San FerminSan Fermin at Whelan’s, Wednesday 16th of April 2014

Hard to believe a few bored minds still bang on about “hipsters”. It’s the safe way of defining and deriding an audience for music that isn’t easily classifiable into post-punk revivalist or neo-folk or whatever else is hip-but-not-too-hip at the moment. San Fermin for their sins are such a band, who also get the label “baroque pop” stuck to them like cattle in a mart. If you have any accurate impression of what their music is like from those descriptions then you truly do deserve a soy latté.

Ellis Ludwig-Leone is the songwriter behind San Fermin, and his classically trained composing style makes use of a pop aesthetic to bridge two rather disparate forms of music-making. The extent to which he and his band succeeds at bridging this gap is the kind of question you would expect to be answered in a live setting.

Eight musicians step onto the Whelan’s stage, that is a drummer, a trumpet player, a saxman, an electric guitarist, a violinist/backup singer, Mr. Ludwig-Leone himself tucked away behind keys to the side of the stage, Allen Tate on shared vocals and in place of a conspicuously absent Rae Cassidy is Charlene Kaye, also on vocals. Quite a setup to be sure, Arcade Fire-esque in a way.

One thing that’s been said about San Fermin is that there are too many ideas in their music, and this is a fair criticism. Whereas Arcade Fire like to spread one idea out over the course of a seven minute song San Fermin try to squeeze loads of ideas into even less. So you have Tate expressing some sensitive emotion while Kaye does something complementary but the drummer is hammering away like mad and the sax is gone to funky-town while the keys are playing out a simple melody; and that’s only what half the band are doing.

Unlike Arcade Fire, where the music can reach points of lethargy due to repetitiveness, the main issue with San Fermin is we don’t know quite where to direct our attention. But it’s certainly not the worst problem to have, and it works incredibly well on a proper crowd-stunning ballad like Oh Darling, in which Tate’s familiar baritone sings a fugue to Kaye’s restrained and powerful pop singer vocals. When everything comes together in one forceful burst of energy as it does on Sonsick is when the band really justify their existence.

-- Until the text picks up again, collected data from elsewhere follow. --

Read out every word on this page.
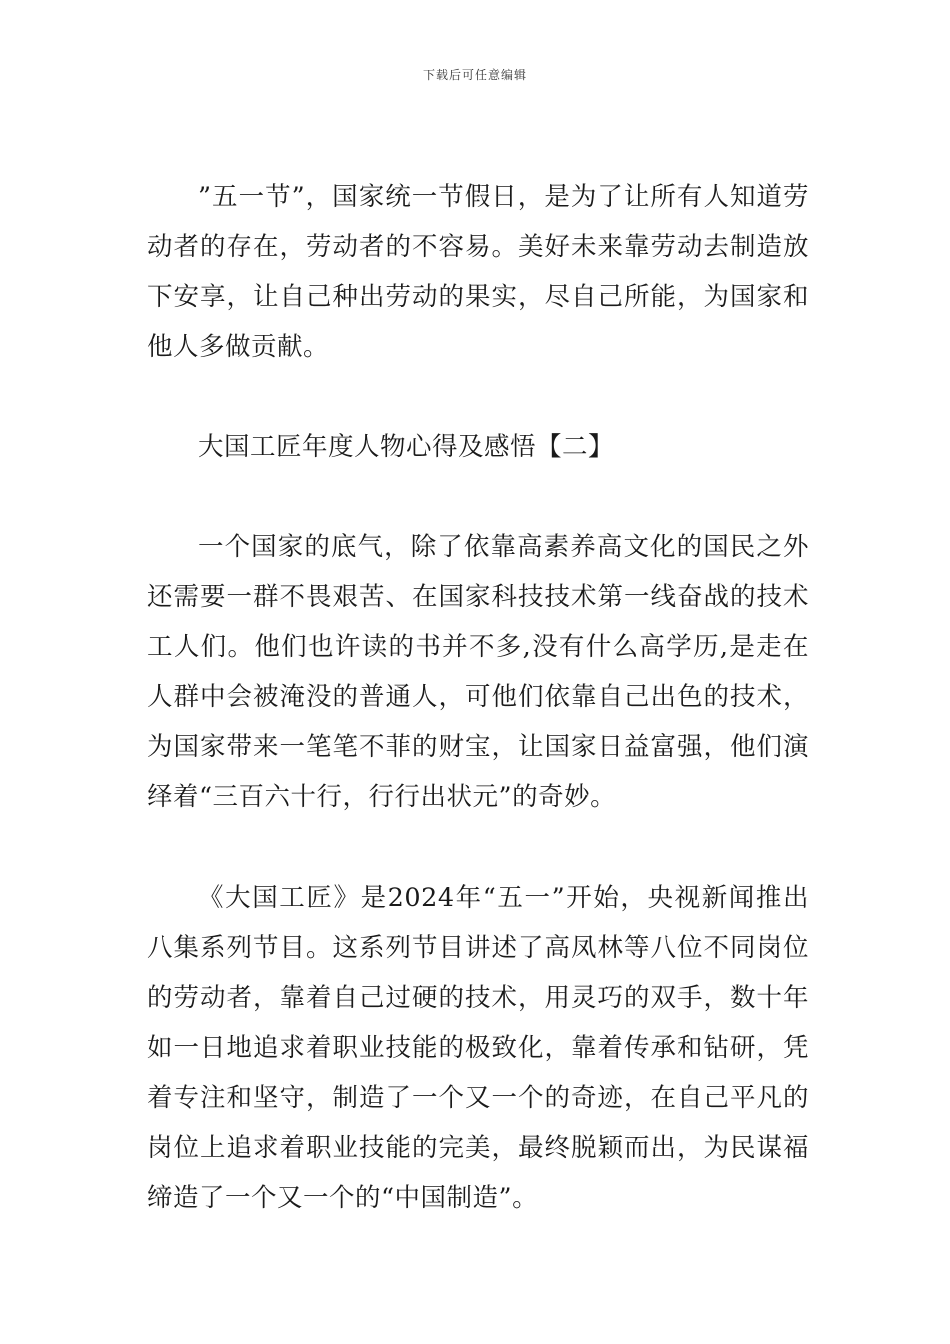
下载后可任意编辑

”五一节”，国家统一节假日，是为了让所有人知道劳动者的存在，劳动者的不容易。美好未来靠劳动去制造放下安享，让自己种出劳动的果实，尽自己所能，为国家和他人多做贡献。

大国工匠年度人物心得及感悟【二】

一个国家的底气，除了依靠高素养高文化的国民之外还需要一群不畏艰苦、在国家科技技术第一线奋战的技术工人们。他们也许读的书并不多,没有什么高学历,是走在人群中会被淹没的普通人，可他们依靠自己出色的技术，为国家带来一笔笔不菲的财宝，让国家日益富强，他们演绎着“三百六十行，行行出状元”的奇妙。

《大国工匠》是2024年“五一”开始，央视新闻推出八集系列节目。这系列节目讲述了高凤林等八位不同岗位的劳动者，靠着自己过硬的技术，用灵巧的双手，数十年如一日地追求着职业技能的极致化，靠着传承和钻研，凭着专注和坚守，制造了一个又一个的奇迹，在自己平凡的岗位上追求着职业技能的完美，最终脱颖而出，为民谋福缔造了一个又一个的“中国制造”。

Sonsick, their most popular song, comes fairly early in the set, but the worry that things might peak too soon are dispelled when they perform new song Parasites with a comparably affecting amount of energy. These moments are tempered by less engaging ones, particularly those that rely too heavily on Tate’s vocals for. As well as his unique voice is used on Oh Darling, it doesn’t have the range to be the main focus of the music for extended periods. This is perhaps Ludwig-Leone’s classical influence at work, as that kind of singing would be more at home in a National Concert Hall show perhaps.

But the bottom line is that San Fermin know how to get down. Once the trumpet and sax crank up and the drums are in full flight and the bodies onstage disappear below the heads and arms of the crowd you’d feel the full force of this show would be lost in a more austere setting. San Fermin want the best of both worlds, and while it might be hit-and-miss at times, they can rock it with the best of them when the mood strikes, and that’s good enough.